Before adding BPA into the solutions containing liquid milk, orange juice, coffee, soybean milk and prepared juice, BPA in almost all these solutions was below the detection limit except that in the orange juice with a detectable BPA concentration of 1.7 µM (

Table 2. Determination results of BPA in real samples.

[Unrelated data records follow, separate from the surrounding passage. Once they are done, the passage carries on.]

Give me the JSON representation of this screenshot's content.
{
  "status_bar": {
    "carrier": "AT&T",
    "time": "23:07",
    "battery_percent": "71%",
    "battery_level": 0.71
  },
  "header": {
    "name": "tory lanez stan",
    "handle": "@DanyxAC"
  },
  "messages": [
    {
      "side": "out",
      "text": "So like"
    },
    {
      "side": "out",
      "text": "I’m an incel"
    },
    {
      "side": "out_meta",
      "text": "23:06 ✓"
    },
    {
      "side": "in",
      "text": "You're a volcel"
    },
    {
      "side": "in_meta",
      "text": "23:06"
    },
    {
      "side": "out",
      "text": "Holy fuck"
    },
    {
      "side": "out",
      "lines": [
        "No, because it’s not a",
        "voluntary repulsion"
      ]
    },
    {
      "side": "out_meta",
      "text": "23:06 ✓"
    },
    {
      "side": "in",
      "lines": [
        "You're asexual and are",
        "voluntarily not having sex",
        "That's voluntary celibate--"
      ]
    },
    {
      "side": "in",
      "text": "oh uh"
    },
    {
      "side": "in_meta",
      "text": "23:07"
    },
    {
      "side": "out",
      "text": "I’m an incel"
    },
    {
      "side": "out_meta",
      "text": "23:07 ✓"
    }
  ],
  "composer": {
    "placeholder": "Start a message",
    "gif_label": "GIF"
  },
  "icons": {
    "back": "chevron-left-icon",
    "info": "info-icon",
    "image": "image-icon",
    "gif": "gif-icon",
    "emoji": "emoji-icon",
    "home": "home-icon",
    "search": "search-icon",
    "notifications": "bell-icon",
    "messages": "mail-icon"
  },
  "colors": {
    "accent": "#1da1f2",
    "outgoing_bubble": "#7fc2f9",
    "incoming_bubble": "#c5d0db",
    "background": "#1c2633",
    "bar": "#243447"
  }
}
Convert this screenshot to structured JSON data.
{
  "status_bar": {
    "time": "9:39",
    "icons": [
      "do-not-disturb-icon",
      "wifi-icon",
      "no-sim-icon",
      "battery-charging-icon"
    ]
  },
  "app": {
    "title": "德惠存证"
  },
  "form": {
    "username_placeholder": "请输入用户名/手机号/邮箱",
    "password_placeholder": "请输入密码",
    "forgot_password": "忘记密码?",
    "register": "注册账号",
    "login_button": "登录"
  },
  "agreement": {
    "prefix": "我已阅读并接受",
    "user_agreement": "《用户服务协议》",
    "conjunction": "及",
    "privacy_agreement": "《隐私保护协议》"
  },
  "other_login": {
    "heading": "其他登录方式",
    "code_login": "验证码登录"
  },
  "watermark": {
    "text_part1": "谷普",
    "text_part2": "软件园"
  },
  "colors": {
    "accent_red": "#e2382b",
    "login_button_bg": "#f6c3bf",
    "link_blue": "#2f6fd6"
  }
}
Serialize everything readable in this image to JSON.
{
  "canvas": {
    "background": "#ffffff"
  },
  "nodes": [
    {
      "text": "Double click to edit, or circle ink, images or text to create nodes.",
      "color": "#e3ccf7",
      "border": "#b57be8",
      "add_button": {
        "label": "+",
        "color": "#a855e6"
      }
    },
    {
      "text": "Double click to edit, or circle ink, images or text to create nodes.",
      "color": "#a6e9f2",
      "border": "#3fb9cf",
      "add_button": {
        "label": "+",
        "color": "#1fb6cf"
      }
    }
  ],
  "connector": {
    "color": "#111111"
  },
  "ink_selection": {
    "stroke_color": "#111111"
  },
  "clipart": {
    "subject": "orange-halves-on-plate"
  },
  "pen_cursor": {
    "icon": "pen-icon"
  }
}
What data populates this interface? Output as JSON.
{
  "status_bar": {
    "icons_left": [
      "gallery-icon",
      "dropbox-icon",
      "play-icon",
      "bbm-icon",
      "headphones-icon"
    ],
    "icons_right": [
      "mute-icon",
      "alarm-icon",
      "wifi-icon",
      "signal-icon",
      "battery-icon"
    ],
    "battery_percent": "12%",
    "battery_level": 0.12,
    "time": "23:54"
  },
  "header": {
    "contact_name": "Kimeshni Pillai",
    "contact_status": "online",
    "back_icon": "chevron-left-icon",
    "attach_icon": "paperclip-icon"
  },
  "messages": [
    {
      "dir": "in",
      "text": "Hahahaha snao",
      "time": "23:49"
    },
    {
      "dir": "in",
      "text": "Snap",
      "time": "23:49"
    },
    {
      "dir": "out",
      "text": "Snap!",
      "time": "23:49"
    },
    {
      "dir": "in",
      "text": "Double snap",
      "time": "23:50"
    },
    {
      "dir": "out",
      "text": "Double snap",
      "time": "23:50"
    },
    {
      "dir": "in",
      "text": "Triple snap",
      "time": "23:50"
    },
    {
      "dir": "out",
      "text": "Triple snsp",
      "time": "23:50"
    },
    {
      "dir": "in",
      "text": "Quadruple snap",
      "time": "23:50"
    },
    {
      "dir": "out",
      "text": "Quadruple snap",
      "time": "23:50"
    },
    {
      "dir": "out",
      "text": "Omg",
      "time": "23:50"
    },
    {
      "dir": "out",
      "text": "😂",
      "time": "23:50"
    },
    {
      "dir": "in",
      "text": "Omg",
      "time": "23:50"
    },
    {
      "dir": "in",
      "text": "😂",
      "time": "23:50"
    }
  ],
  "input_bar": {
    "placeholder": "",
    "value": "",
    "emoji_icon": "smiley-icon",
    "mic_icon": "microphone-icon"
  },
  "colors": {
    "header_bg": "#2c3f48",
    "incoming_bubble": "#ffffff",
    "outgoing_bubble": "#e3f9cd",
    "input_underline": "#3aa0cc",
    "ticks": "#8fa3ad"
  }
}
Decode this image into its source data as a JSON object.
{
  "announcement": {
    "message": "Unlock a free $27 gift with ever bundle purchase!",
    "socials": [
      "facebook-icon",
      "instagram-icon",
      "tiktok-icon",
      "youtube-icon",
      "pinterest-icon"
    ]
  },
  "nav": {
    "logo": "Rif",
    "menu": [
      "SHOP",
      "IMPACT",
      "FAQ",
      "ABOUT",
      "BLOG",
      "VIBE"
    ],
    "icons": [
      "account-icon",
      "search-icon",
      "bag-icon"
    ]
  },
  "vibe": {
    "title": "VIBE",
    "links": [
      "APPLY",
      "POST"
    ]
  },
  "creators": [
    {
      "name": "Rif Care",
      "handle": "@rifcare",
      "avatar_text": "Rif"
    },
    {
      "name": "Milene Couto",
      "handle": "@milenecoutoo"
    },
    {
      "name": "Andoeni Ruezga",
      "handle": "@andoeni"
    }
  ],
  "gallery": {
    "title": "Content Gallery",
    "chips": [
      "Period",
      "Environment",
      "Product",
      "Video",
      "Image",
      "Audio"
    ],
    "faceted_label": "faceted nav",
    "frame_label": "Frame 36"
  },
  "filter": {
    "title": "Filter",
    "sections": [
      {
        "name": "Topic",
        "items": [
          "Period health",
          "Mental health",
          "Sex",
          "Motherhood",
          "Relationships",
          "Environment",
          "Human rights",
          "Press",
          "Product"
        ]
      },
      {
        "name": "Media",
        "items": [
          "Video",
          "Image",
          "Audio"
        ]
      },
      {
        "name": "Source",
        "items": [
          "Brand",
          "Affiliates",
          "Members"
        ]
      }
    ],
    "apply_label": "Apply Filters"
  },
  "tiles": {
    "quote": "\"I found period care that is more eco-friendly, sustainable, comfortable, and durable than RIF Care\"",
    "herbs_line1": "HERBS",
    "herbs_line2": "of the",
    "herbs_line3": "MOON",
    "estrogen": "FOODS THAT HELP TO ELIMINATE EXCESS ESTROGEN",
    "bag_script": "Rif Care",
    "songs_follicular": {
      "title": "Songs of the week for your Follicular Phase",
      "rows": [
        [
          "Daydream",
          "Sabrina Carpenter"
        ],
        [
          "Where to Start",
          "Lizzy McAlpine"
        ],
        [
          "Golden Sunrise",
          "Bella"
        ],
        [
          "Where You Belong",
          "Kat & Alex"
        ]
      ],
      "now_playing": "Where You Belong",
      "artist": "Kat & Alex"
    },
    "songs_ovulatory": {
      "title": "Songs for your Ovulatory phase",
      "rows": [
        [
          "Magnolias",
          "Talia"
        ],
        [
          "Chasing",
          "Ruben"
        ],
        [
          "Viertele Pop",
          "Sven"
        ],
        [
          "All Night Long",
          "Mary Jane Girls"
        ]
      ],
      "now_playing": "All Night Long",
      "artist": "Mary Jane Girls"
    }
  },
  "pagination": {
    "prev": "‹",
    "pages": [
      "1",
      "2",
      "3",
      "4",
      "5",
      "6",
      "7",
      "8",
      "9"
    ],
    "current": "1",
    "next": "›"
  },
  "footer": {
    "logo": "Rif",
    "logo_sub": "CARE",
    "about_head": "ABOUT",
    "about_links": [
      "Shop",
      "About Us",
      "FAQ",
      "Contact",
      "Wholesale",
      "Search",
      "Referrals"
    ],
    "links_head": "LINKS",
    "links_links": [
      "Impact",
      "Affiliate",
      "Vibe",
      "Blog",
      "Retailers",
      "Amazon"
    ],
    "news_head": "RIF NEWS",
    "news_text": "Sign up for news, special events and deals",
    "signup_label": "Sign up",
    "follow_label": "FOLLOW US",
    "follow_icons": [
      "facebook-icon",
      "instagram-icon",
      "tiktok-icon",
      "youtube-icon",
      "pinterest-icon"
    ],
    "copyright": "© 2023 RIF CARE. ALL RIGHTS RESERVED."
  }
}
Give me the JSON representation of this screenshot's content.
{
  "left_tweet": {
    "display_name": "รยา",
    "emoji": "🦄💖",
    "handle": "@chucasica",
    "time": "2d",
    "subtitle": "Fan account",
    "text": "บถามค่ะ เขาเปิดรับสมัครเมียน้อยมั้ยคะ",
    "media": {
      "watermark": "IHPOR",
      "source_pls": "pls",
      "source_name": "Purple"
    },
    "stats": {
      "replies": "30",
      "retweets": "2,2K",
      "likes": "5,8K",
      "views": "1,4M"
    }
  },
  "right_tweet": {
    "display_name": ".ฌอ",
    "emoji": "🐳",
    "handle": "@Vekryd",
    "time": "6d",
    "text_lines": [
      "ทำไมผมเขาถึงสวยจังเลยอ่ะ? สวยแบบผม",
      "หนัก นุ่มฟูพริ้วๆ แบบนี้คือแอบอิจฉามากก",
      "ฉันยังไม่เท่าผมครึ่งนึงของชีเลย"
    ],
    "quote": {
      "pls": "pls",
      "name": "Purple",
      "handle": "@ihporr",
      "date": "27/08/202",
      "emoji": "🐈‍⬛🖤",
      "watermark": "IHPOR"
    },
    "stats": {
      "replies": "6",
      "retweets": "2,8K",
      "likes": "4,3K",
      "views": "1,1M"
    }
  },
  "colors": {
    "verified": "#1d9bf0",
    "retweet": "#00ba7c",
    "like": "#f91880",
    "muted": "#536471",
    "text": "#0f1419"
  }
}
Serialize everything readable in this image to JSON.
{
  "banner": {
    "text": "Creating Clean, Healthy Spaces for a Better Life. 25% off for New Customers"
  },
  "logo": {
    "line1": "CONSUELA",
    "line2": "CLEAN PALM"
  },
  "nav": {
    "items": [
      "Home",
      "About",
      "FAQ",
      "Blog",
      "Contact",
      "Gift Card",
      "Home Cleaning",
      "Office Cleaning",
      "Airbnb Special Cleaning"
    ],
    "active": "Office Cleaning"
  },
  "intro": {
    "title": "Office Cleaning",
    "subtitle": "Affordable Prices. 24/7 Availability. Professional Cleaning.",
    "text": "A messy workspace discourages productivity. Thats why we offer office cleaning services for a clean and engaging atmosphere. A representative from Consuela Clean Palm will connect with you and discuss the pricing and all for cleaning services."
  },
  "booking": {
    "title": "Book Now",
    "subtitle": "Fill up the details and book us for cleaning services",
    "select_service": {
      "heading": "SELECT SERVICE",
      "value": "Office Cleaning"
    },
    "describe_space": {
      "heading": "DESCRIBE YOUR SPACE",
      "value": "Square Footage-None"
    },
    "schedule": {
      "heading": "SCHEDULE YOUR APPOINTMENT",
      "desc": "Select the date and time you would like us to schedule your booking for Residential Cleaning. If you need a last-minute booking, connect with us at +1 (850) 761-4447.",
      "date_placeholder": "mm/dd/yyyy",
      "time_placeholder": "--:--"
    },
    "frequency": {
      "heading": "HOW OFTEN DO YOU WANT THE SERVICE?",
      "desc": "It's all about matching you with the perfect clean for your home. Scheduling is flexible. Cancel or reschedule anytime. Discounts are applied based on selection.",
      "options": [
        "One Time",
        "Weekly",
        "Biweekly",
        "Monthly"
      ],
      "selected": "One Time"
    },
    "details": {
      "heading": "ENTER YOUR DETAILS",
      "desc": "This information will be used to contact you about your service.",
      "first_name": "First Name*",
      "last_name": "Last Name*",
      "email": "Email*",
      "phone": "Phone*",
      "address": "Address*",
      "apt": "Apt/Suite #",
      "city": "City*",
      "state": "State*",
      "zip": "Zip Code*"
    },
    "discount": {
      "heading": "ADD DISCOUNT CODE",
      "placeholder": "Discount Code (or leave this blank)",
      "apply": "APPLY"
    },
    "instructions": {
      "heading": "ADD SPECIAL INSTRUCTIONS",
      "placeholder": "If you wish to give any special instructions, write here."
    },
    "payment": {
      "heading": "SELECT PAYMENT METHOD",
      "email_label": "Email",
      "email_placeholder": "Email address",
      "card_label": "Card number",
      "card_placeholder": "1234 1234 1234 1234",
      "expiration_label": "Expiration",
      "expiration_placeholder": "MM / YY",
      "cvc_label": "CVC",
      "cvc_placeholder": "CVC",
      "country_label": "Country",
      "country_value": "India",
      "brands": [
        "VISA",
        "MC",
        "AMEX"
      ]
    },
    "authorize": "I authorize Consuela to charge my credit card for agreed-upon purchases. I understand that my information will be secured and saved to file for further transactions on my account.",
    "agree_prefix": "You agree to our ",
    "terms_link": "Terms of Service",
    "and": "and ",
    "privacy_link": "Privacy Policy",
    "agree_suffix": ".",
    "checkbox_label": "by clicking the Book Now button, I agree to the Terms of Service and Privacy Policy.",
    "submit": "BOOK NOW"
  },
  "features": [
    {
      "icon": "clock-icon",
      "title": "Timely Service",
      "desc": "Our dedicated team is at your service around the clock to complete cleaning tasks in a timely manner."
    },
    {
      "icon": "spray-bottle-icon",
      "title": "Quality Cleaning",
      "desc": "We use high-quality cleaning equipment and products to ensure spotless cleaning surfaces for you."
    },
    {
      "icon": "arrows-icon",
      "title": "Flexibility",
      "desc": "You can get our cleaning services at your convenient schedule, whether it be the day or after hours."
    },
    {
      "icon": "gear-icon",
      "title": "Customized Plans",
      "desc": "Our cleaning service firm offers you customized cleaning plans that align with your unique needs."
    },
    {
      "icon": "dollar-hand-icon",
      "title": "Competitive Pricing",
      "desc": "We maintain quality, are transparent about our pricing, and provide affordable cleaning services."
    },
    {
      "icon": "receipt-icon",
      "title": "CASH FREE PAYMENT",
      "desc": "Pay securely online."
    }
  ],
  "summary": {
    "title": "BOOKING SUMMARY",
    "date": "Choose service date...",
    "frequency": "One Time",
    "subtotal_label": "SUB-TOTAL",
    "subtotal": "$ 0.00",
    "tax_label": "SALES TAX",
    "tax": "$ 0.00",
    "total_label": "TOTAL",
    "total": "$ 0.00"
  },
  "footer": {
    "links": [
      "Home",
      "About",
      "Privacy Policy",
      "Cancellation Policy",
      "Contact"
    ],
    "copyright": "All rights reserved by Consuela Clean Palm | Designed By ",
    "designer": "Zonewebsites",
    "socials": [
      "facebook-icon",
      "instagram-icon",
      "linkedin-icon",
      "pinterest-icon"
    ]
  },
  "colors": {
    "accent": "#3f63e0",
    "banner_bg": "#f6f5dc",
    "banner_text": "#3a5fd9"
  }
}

Sample	Added (µM)	Found (μM, n = 5)	RSD (%, n = 5)	Recovery (%)
Liquid milk	0	<LOD
	10	10.08 ± 0.243	2.40	100.8
	15	15.09 ± 0.067	0.45	100.6
	20	20.69 ± 0.361	1.18	103.5
Orange juice	0	1.7
	10	10.16 ± 0.102	1.00	101.6
	15	15.66 ± 0.523	3.34	104.4
	20	20.73 ± 0.264	1.27	103.7
Coffee	0	<LOD
	10	10.30 ± 0.282	2.75	103.0
	15	15.21 ± 0.212	1.39	101.4
	20	20.98 ± 0.552	2.62	104.9
Soybean milk	0	<LOD
	10	9.88 ± 0.145	1.47	98.8
	15	15.41 ± 0.260	1.68	102.7
	20	20.47 ± 0.250	1.25	102.4
Prepared juice	0	<LOD
	10	10.64 ± 0.306	2.87	106.4
	15	14.95 ± 0.342	2.29	99.8
	20	20.57 ± 0.291	1.42	102.9

). The detected BPA was further identified and quantified by using HPLC-LTQ-MS (Figure S2). Based on the identification of the standards, BPA was observed at a retention time of 7.8 min with the specific ions at m/z of 227 ([M-H]⁻), 211.9 ([M-H-CH₃]⁻) and 182.9 ([M-H-C₂H₄O]⁻) [41], and its concentration was about 1.8 µM. After spiking at three levels (10, 15 and 20 µM), BPA could be detected in all the solutions (Table 2). The recoveries ranged from 98% to 107%, and the calculated RSDs were all lower than 3%. These results indicated that the MoSe₂/rGO/GCE sensor could be a potential strategy for routine analysis of BPA, especially in some liquid samples [41].

4. Conclusions

In summary, a simple electrochemical sensor based on MoSe₂/rGO-modified GCE has been successfully fabricated for in situ determination of BPA in aqueous samples. Combined with the good conductivity of rGO and the positive catalysis of MoSe₂, the MoSe₂/rGO composites provided a favorable sensitivity for analyzing BPA. The prepared MoSe₂/rGO/GCE sensor displayed a wide linear range, low detection limit, good stability, repeatability, reproducibility and high recoveries. The good performance for in situ determination of BPA in real samples indicated that the MoSe₂/rGO/GCE sensor could be a potential strategy for routine analysis of BPA.